A man of 80 kg attempts to jump from the small boat of mass 40 kg on to the shore. He can generate a relative velocity of 6 m/s between him and boat. His velocity towards shore is

To solve the problem step by step, we will use the principle of conservation of momentum and the concept of relative velocity. ### Step-by-Step Solution: 1. **Identify the Given Data:** - Mass of the man, \( m_m = 80 \, \text{kg} \) - Mass of the boat, \( m_b = 40 \, \text{kg} \) - Relative velocity of the man with respect to the boat, \( V_{mb} = 6 \, \text{m/s} \) 2. **Define the Variables:** - Let \( V_m \) be the velocity of the man towards the shore. - Let \( V_b \) be the velocity of the boat in the opposite direction (away from the shore). 3. **Use the Relative Velocity Equation:** The relative velocity of the man with respect to the boat is given by: \[ V_{mb} = V_m - V_b \] Rearranging this gives: \[ V_m = V_{mb} + V_b \] 4. **Apply Conservation of Momentum:** Since there are no external forces acting on the system, the total momentum before and after the jump must be conserved.

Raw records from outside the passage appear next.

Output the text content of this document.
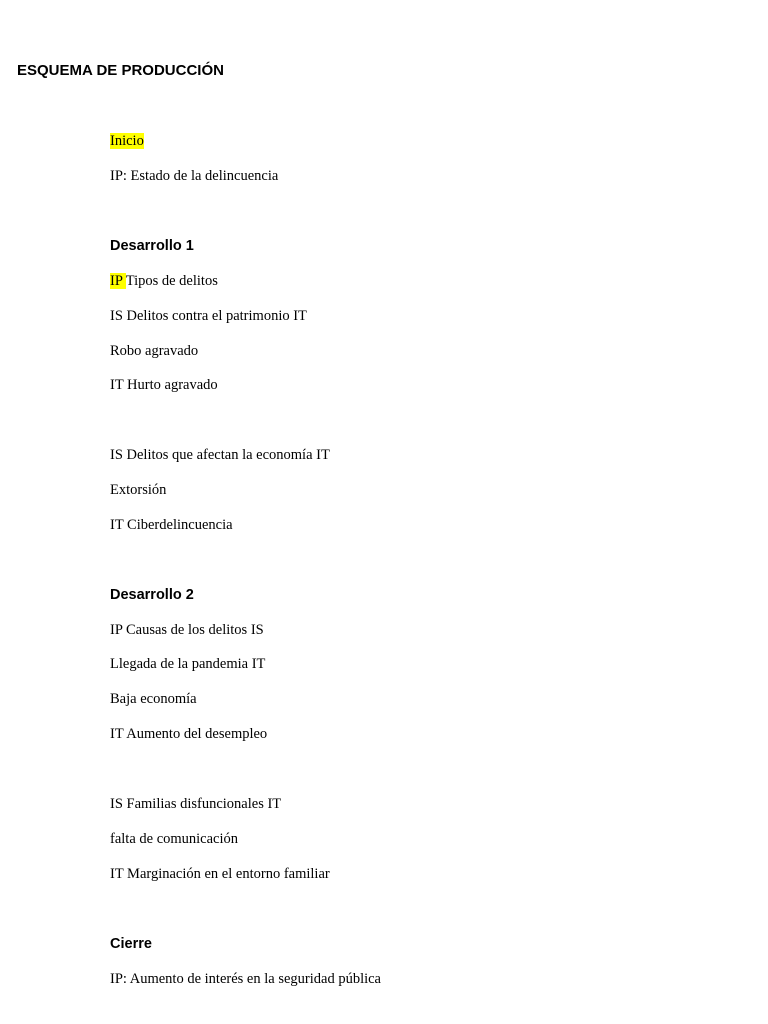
ESQUEMA DE PRODUCCIÓN
Inicio
IP: Estado de la delincuencia
Desarrollo 1
IP Tipos de delitos
IS Delitos contra el patrimonio IT
Robo agravado
IT Hurto agravado
IS Delitos que afectan la economía IT
Extorsión
IT Ciberdelincuencia
Desarrollo 2
IP Causas de los delitos IS
Llegada de la pandemia IT
Baja economía
IT Aumento del desempleo
IS Familias disfuncionales IT
falta de comunicación
IT Marginación en el entorno familiar
Cierre
IP: Aumento de interés en la seguridad pública
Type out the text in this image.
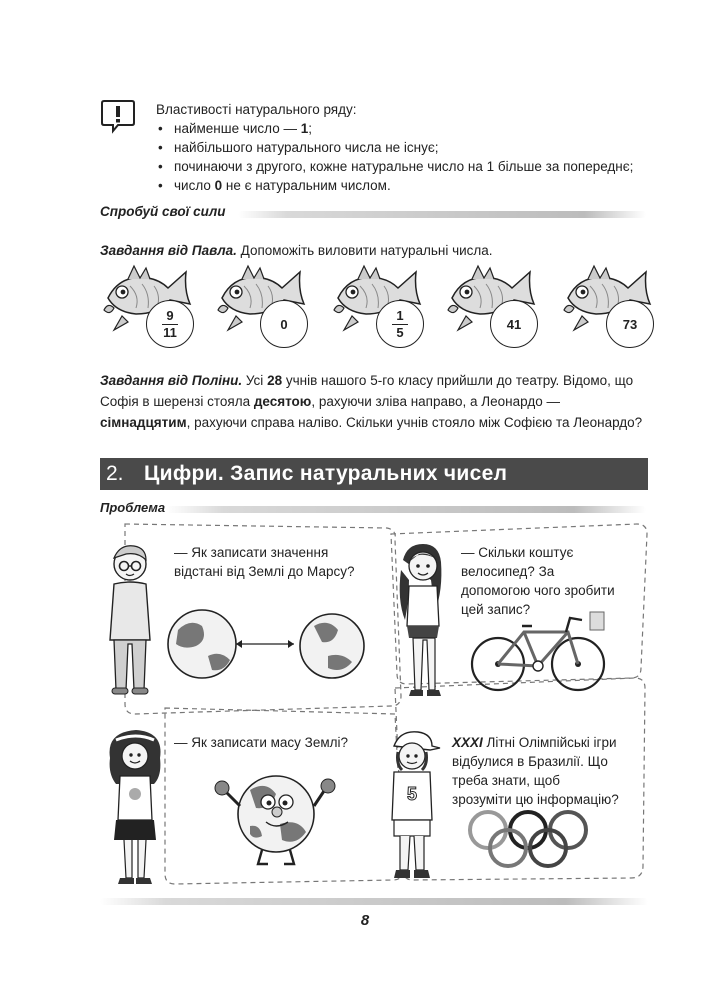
Властивості натурального ряду:

• найменше число — 1;
• найбільшого натурального числа не існує;
• починаючи з другого, кожне натуральне число на 1 більше за попереднє;
• число 0 не є натуральним числом.
Спробуй свої сили
Завдання від Павла. Допоможіть виловити натуральні числа.
$\frac{9}{11}$	0	$\frac{1}{5}$	41	73
Завдання від Поліни. Усі 28 учнів нашого 5-го класу прийшли до театру. Відомо, що Софія в шерензі стояла десятою, рахуючи зліва направо, а Леонардо — сімнадцятим, рахуючи справа наліво. Скільки учнів стояло між Софією та Леонардо?
2. Цифри. Запис натуральних чисел
Проблема
— Як записати значення відстані від Землі до Марсу?
— Скільки коштує велосипед? За допомогою чого зробити цей запис?
— Як записати масу Землі?
5
XXXI Літні Олімпійські ігри відбулися в Бразилії. Що треба знати, щоб зрозуміти цю інформацію?
8
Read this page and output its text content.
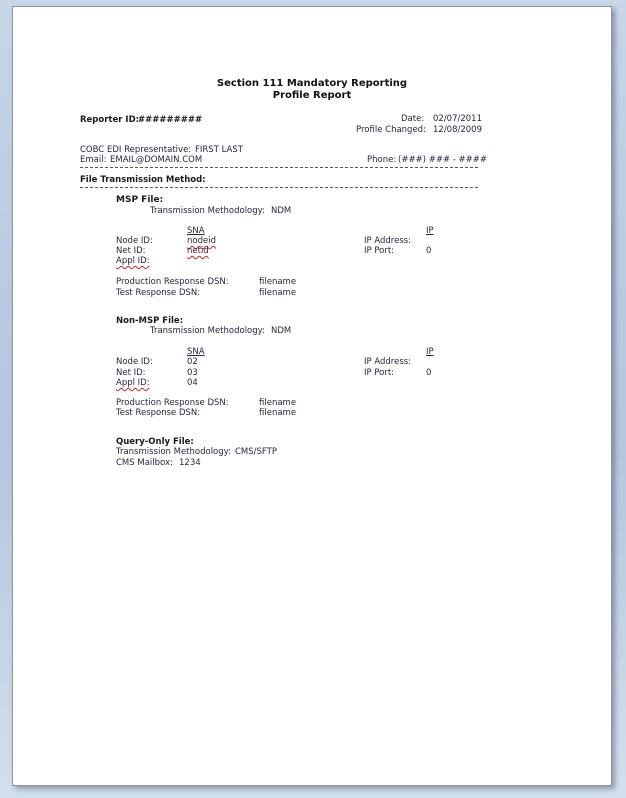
Section 111 Mandatory Reporting
Profile Report
Reporter ID:
#########	Date: 02/07/2011
Profile Changed: 12/08/2009
COBC EDI Representative: FIRST LAST
Email: EMAIL@DOMAIN.COM	Phone: (###) ### - ####
File Transmission Method:
MSP File:
Transmission Methodology: NDM
SNA	IP
Node ID:	nodeid	IP Address:
Net ID:	netid	IP Port:	0
Appl ID:
Production Response DSN:	filename
Test Response DSN:	filename
Non-MSP File:
Transmission Methodology: NDM
SNA	IP
Node ID:	02	IP Address:
Net ID:	03	IP Port:	0
Appl ID:	04
Production Response DSN:	filename
Test Response DSN:	filename
Query-Only File:
Transmission Methodology: CMS/SFTP
CMS Mailbox: 1234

Initially, both the man and the boat are at rest, so the initial momentum is zero: \[ 0 = m_m V_m + m_b (-V_b) \] Here, we take the velocity of the boat as negative because it moves in the opposite direction to the man. 5. **Substituting Values:** Rearranging the momentum equation gives: \[ m_m V_m = m_b V_b \] Substituting the masses: \[ 80 V_m = 40 (-V_b) \] Simplifying this gives: \[ 2 V_m = -V_b \quad \text{(1)} \] 6. **Substituting into the Relative Velocity Equation:** From equation (1), we can express \( V_b \) in terms of \( V_m \): \[ V_b = -2 V_m \] Now substitute this into the relative velocity equation: \[ V_m = 6 + (-2 V_m) \] Rearranging gives: \[ V_m + 2 V_m = 6 \] \[ 3 V_m = 6 \] Therefore: \[ V_m = \frac{6}{3} = 2 \, \text{m/s} \] 7. **Conclusion:** The velocity of the man towards the shore is \( V_m = 2 \, \text{m/s} \). ### Final Answer: The velocity of the man towards the shore is **2 m/s**.